Real Estate

Council Post: Evaluate Your Commercial Property Manager With Three Simple Questions

Kyle Crown is the President of Crown Commercial PM. He holds a B.S. in business from the University of Pennsylvania’s Wharton School.

No commercial property management company is going to tell you they can’t deliver the highest possible profits on your investment or that they can’t maintain your property to the highest standard, but you don’t have to waste your time finding out the hard way. Instead, you can evaluate them by asking three simple yes-or-no questions. If they answer yes to all three, your property is in good hands. If they don’t, it might be time to try and find a property manager who does.

Now, just as I recommend that any commercial property owner who’s already hired a manager ask their manager these questions, I also recommend that any owner who manages their own property ask themselves these questions and answer as honestly as possible.           

1. Do you have experienced and specialized staff working full-time, exclusively on commercial management?

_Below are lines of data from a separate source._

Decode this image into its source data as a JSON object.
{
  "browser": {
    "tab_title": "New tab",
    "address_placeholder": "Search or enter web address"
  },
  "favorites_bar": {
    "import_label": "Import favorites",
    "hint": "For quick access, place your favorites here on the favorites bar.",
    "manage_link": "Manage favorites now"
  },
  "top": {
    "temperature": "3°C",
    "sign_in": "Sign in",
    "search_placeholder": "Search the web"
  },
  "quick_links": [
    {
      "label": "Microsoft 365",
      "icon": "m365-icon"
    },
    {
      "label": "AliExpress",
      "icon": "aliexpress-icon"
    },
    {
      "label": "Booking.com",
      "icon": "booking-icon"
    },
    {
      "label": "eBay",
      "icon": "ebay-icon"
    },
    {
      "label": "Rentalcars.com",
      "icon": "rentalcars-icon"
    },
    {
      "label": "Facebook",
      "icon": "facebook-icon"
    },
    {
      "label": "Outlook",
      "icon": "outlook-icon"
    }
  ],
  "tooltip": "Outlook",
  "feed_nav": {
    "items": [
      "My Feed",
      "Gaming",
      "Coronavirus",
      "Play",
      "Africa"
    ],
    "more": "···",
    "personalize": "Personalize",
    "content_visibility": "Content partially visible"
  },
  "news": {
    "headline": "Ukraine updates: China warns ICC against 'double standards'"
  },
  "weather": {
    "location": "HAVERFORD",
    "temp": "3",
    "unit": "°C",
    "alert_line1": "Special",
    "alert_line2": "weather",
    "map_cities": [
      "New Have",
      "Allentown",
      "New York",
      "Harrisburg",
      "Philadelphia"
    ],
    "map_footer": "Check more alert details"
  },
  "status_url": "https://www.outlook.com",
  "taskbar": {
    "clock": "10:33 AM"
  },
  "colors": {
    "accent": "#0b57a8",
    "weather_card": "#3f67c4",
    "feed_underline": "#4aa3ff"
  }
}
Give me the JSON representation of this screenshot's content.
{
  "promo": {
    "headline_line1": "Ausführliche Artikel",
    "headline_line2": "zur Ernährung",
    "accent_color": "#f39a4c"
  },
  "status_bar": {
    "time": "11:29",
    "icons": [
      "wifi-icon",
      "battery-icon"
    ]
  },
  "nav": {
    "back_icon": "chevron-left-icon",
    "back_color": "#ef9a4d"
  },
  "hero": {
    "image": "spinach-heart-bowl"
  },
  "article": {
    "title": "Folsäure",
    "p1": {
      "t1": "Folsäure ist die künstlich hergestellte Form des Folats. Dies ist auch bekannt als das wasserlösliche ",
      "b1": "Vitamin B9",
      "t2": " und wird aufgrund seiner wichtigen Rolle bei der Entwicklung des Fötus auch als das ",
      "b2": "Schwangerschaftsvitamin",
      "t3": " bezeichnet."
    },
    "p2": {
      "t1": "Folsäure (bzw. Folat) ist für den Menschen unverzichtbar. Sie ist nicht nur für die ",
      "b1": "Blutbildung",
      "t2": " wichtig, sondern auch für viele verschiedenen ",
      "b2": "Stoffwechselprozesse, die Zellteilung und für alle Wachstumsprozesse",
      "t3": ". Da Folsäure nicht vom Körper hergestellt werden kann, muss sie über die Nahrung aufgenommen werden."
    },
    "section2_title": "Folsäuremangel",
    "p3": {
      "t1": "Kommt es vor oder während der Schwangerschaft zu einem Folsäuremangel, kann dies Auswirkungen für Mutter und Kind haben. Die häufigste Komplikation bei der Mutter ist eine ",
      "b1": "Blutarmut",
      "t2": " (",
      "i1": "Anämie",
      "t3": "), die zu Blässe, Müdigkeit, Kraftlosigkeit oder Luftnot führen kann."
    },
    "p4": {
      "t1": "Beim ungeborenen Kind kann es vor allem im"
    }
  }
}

A “yes” to this question means the management company you’re working with can devote the specific type of care your commercial property requires. You don’t want your property overseen by somebody whose attention is divided between commercial and residential management. The two are vastly different and require entirely different skillsets. A company can, of course, do excellent work in both residential and commercial, but only if each of its staff members is wholly focused on one or the other. I speak from experience. In the early years of our company, we had a team member with only a residential background working on the commercial side. But our current commercial property manager focuses solely on commercial, where she has over a decade of experience, and the difference is undeniable.

2. Do you have staff who are educated in commercial real estate investment?

I’ve written before about the value of investment knowledge for commercial property managers. This point is fairly simple. How can a company “manage your property as if it were their own” if they lack experience in actual commercial real estate investment? My own background as an investments analyst at an industrial real estate firm has proven so essential to my work in property management that I consider it necessary to do top-tier work in the industry. If your manager can’t review financial models and run pro forma analyses or quickly glean important details from lease abstracts for you, you’re settling for less than the best. 

3. Does your company include an in-house maintenance branch that performs all repairs with a general contractor’s license?

Frankly, property management firms live and die by the efficiency of their maintenance teams. Some companies hire out repairs to the cheapest vendors available, resulting in shoddy workmanship, unreliable timelines and callbacks for jobs done wrong and you’ll end up footing the bill. From a quality control standpoint, companies with in-house maintenance operations are more reliable, because they can vouch for the skills and qualifications of their technicians. They can also do a better job of estimating the time a project will take and remain accountable to that timeline.   

In the future, when commercial property management companies speak with a lot of jargon to try and make you think you don’t know what’s best for your investment, remember, it’s as simple as asking these three questions.